For Republicans, Li told the Brennan Center, the problem area is the south. The party has greater control of the process in states like Georgia, Texas and Florida, he said, but it is more difficult to administer them in those states without exposing the state to race-based claims.

“(South) The problem with white Democrats is that they tend to live near white Republicans, sometimes in the same house, so unless you’re asking for gerrymings in someone’s bed … it’s really hard to ask. white democrats when there aren’t that many of them, ”Li said. “It’s much more efficient because of residential segregation to target communities of color. And so you really can’t become a political gerrymander in the south without targeting communities of color, which will get you into race – based claims “.

Battlefield Burbs

The nation’s suburbs appear to be the key battleground in these states, given that most of the changes in these areas have been caused by the diversification of suburbs around some of the city’s largest cities. country. In these Republican-controlled states, past redistricting struggles have divided metropolitan areas and merged into more Republican exurban and rural areas, thus diluting the democratic advantage in those areas.

Each party would work to spread its supporters in different districts with or without Trump-era political changes. But these changes have added another level of uncertainty to the process.

“For the people who did these things a decade ago, if they had known Donald Trump was coming in 2016 and changing the U.S. electorate, there are at least a couple of dozen seats across the country that s ‘they would have achieved it differently than they were,’ Kincaid said. “And that’s the challenge for years to come: trying to predict the extent to which this realignment is permanent versus temporary.”

For the past ten years, Democrats have focused more on redistricting and imposing mistakes, and this year they are focusing more on states where Republicans are not only in control, but also gaining the power to redraw another seat. .

The more aggressive actions of Democrats, along with changes in states to make the redistricting process less partisan, have made it possible for Republicans to protect their redistricting work in some states.

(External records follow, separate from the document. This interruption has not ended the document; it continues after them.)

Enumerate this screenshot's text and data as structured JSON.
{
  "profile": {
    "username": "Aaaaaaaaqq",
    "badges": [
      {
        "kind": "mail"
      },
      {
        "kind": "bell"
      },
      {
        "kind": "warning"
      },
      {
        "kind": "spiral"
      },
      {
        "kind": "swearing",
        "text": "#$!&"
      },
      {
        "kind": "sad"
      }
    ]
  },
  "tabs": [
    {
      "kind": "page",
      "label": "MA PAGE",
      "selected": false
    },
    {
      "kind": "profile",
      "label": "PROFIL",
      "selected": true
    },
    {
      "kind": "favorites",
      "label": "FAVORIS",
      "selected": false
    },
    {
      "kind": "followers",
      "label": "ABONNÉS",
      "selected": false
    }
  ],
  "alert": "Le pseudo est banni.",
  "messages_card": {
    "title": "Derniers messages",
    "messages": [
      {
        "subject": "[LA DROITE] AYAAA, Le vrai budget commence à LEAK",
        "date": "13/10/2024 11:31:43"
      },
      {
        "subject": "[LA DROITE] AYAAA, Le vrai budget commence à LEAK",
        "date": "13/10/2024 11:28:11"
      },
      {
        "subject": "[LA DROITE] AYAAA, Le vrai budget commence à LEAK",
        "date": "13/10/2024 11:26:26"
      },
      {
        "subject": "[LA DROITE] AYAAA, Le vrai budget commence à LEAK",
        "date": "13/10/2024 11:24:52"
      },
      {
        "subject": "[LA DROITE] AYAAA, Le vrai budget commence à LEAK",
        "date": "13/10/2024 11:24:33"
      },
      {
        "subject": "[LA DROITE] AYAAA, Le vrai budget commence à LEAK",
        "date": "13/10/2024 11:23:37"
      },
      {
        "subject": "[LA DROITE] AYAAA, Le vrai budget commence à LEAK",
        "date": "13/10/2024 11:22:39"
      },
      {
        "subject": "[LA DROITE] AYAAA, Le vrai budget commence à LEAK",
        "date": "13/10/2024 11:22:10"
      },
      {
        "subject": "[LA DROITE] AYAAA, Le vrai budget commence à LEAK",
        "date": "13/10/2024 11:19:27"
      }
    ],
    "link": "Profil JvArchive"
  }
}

That’s why people like Ward and other redistricting-focused Democrats believe the party will try to do everything it can in places like Florida, Georgia and Texas to get seats.

The latest redistricting process is also taking place at a time when Democrats are drawing much more attention to the imposition of mistakes, making it an important political issue, especially in minority communities that are often more affected by partisan redistricting.

Jasmine Burney-Clark, who runs the Equal Ground Education Fund in Florida, recently began preparing activists to put pressure on the redistricting process, teaching various community and faith leaders what role they might play in advocating for ‘a fair redistriction in a state where process is controlled by Republicans. The effort comes years after a withdrawal process in 2010 led to numerous lawsuits and a withdrawal process.

“We’re definitely getting ready for what might come, because we’ve seen it before,” Burney-Clark said. “Our hope is that they have learned a lesson and try to do it this time with black and brown people, but we know they will try to squeeze everything they can in the most advantageous way possible.”